В это мгновение рядом возникла сгорбленная фигура незаметно подкравшегося Германа. Его бледное лицо исказила нервная судорога; было непонятно, ухмыляется он или нарочно гримасничает. В глазах мерцала издевка и злость. «Ах, посмеемся-посмеемся», – бормотал Герман, ловко орудуя аппаратурой, необходимой для эксперимента.
– Все в порядке, Герман, можешь погасить свет, – сказал профессор и встал за пульт управления.
Свет погас, арена на мгновение окунулась во мрак.
Затем неожиданно вспыхнули две крохотные лампочки, и зеленое поле осветилось. Обстановка стала таинственной, волшебной. Мы все оставались в темноте, лишь изредка скользнувший по стеклу блик выхватывал чье-то лицо. Фрониус вспотел и явно устал от напряжения, Герман казался вялым и сонным. Я нервно протирал очки.
Мыши выстроились перед дверцей, замерли. Нужно было приглядеться очень внимательно, чтобы заметить, как они дышат. Крохотные розовые мышиные ноздри трепетали. Арена казалась бескрайной, как зеленеющее пшеничное поле. И в конце этого пространства виднелся рычаг. Воплощение Долга.
Зеленая лампочка вспыхнула, мыши рванулись к приманке. Та же игра. Отчаянный бег, гонка к заветной цели. Там – схватка, отступление, неразбериха. Еще одна попытка… Хаос.
– Quod erat demonstrandum! – расхохотался я. – Что и требовалось доказать.
Фрониус бросил на меня плотоядный взгляд:
– Это всего лишь первый этап. Твой. Этап проявления тупого инстинкта, прямого приложения силы. Слепое действие голода.
– Да, но разве…
– Наступил мой черед вмешаться. Здесь нужны величайшее терпение и такт. Погляди-ка… Смотри внимательно…
Бережно отодвинув закрывавшее ящик стекло. Фрониус длинными щипцами осторожно поймал одну из мышек и посадил на площадку, которой завершался рычаг. Устройство сработало, и вторая мышь жадно принялась за еду.
– Постой! – воскликнул я. – Что же это такое? Зачем ты применил щипцы?
– То есть как это зачем? Для воспитательных целей. Я указываю им путь, образовываю, разъясняю условия договора о сотрудничестве.
– Да разве это похоже на воспитание?.. Это просто дрессировка.
– Ты берешься провести четкую грань между дрессировкой и воспитанием?

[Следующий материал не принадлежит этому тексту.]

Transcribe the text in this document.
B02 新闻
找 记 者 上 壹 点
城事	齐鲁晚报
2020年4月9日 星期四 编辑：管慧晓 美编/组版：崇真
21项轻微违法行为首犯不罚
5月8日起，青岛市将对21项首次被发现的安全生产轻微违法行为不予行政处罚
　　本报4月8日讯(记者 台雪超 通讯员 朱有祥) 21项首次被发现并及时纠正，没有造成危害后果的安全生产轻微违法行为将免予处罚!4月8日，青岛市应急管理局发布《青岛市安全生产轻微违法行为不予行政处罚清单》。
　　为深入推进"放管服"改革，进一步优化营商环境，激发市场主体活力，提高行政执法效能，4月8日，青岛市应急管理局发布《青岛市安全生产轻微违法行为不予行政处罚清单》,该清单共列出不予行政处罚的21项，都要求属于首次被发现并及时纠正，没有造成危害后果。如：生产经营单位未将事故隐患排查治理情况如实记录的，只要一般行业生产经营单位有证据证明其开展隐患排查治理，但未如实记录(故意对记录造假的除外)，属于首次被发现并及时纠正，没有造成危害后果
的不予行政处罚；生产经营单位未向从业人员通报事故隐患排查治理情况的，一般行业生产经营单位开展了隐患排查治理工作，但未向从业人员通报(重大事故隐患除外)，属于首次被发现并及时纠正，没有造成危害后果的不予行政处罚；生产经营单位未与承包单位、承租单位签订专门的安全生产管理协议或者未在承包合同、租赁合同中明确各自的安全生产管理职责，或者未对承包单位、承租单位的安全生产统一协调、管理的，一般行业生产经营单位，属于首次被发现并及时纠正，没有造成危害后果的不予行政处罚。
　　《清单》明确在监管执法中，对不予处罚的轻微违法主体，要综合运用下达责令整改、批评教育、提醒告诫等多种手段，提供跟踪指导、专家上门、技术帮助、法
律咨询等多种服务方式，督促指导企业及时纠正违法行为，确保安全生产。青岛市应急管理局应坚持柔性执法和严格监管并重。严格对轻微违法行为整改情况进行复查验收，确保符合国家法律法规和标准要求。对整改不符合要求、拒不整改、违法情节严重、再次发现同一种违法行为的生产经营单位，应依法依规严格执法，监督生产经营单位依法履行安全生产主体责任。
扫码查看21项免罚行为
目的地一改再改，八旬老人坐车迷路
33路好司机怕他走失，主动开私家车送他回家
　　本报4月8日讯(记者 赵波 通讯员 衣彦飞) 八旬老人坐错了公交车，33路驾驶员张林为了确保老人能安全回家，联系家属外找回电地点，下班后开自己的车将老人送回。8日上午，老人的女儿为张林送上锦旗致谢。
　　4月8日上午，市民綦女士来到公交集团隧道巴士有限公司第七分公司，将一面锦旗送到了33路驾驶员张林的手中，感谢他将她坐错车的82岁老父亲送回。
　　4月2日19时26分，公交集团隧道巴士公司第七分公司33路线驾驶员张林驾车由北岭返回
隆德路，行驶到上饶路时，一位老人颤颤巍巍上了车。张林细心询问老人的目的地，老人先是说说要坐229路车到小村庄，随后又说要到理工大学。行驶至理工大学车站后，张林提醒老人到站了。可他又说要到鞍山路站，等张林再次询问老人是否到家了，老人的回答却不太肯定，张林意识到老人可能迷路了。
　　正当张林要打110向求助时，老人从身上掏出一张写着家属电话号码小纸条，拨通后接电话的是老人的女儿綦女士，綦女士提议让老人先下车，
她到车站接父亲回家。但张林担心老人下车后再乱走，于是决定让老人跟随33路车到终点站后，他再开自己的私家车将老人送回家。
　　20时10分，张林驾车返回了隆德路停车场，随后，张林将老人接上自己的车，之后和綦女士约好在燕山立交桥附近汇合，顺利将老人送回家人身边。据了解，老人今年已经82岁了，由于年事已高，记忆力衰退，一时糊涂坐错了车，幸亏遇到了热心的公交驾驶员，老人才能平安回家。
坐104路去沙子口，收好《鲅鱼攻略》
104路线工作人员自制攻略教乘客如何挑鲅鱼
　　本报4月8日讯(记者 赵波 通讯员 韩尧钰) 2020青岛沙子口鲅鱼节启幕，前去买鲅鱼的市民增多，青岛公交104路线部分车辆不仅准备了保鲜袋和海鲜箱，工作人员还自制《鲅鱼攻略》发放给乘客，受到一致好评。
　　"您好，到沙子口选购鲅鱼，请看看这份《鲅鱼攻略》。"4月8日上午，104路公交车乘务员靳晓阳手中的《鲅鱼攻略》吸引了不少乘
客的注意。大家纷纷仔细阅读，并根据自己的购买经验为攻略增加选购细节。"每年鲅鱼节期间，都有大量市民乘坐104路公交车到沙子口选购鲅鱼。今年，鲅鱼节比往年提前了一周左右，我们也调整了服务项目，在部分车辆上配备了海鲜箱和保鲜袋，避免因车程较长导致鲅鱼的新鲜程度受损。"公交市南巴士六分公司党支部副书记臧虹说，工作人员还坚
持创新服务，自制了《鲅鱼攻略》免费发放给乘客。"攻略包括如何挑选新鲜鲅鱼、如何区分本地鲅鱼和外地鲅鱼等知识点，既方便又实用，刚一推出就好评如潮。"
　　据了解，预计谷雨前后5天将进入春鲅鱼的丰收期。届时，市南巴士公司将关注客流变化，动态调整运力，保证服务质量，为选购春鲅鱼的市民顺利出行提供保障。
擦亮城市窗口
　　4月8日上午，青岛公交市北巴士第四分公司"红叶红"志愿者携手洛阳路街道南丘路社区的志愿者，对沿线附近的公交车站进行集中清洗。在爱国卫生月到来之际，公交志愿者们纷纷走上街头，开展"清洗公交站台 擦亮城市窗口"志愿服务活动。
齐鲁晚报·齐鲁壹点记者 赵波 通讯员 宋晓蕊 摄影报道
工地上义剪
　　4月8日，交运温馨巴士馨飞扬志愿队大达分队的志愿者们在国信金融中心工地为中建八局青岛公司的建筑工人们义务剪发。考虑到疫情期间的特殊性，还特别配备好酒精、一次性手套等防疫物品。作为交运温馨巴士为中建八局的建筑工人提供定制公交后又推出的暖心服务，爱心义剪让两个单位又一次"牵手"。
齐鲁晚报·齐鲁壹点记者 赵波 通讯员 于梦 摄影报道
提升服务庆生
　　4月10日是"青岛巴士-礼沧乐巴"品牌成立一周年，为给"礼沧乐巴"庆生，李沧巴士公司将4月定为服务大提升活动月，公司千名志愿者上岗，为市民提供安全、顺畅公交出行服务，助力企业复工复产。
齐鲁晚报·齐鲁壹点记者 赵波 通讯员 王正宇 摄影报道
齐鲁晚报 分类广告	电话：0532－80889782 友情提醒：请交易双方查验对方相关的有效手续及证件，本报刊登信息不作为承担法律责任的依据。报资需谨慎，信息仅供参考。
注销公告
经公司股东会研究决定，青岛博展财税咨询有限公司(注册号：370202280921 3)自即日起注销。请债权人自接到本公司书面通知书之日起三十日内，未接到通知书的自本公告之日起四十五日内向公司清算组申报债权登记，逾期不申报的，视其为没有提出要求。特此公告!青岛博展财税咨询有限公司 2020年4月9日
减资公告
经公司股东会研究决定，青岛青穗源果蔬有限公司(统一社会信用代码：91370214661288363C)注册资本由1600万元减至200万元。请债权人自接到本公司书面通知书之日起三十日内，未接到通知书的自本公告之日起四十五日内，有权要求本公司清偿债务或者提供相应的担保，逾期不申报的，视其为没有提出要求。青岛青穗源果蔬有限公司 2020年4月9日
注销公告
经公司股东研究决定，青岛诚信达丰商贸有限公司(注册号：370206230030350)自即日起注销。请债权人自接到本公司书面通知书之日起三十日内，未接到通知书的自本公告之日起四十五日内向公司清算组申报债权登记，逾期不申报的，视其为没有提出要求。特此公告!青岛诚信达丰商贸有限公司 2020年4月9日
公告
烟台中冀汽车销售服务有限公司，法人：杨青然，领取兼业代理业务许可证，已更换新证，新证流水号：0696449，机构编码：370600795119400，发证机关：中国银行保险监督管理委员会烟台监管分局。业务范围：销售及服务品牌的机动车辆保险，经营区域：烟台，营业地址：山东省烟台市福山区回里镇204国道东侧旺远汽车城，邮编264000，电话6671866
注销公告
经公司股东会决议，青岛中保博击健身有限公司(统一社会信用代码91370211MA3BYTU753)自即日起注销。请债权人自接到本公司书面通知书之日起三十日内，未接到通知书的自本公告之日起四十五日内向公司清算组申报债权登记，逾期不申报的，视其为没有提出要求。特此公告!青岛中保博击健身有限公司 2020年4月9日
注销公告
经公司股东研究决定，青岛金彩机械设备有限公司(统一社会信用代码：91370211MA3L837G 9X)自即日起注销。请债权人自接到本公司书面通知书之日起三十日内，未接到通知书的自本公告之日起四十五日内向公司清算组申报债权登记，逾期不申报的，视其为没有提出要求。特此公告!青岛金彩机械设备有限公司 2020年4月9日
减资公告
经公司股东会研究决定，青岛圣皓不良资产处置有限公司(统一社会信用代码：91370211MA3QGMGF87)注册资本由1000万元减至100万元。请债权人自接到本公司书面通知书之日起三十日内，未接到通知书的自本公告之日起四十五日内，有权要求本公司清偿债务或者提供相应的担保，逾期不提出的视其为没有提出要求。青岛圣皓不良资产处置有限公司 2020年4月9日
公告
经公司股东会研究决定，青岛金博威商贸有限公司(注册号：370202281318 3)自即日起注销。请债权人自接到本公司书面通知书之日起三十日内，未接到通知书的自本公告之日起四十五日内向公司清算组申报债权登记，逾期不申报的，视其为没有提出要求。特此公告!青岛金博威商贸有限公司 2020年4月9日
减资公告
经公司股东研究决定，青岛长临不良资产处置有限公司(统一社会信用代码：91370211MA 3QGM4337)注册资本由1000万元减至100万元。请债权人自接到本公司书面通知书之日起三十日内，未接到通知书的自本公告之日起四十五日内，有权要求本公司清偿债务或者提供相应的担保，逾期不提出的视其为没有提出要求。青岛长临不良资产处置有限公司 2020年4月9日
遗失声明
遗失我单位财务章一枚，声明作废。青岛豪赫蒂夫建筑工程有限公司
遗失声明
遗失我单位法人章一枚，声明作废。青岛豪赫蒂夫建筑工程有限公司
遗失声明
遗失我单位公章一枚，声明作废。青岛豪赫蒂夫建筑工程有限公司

– Ну тогда ты должен их еще и бить.
– И буду.
– Как же тогда быть с моральной стороной дела?
– Благородна сама цель. Все забудется, и щипцы, и палочка, которой я их наказываю. С того часа, как они станут работать сами, без моего вмешательства, все, что поначалу представлялось карой и насилием, преобразится в принцип, в закон… В норму жизни.
– Но ведь начинаешь-то ты с террора? Не кажется ли тебе, что твои методы напоминают слегка… фашизм?
– Почем я знаю? Моя задача – в сжатом виде воспроизвести вероятный путь естественного развития. Если бы в этом пространстве, именно в данных условиях в течение сотен и тысяч лет жили некие мыши, не кажется ли тебе, что со всей неизбежностью им пришлось бы прийти к распределению труда? Собственно, мое вмешательство просто восполняет века, необходимые на естественное развитие. Главное – результат.
– И чего же ты сумел добиться до сих пор?
– Не слишком многого. Я только наметил основные параметры эксперимента. Мы в самом начале. Собственно, я позвал тебя, только чтобы изложить главную мысль. На результаты можно рассчитывать не раньше, чем через несколько месяцев.
– Если, конечно, истина окажется на твоей стороне. – На этот раз не он меня, а я похлопал его по плечу весьма снисходительно.
Спор затянулся до поздней ночи. Я постарался доказать ему всю абсурдность посылки: никогда мыши не станут помогать друг другу добровольно. Ведь без него (а он заменяет им сознание), даже в том случае, если отношения сотрудничества удастся установить, они прекратятся, как только исчезнет страх перед наказанием. И вообще… все это – просто философская аберрация. Природа не делает скачков, биологическое приспособление – вовсе не минутное дело, и ни о каком контракте не может быть речи там, где двигателем является голод. Спорить с этим бессмысленно. Но Фрониус оставался непоколебимым. Он бился яростно, вдохновенно. Расстались мы чуть ли не врагами.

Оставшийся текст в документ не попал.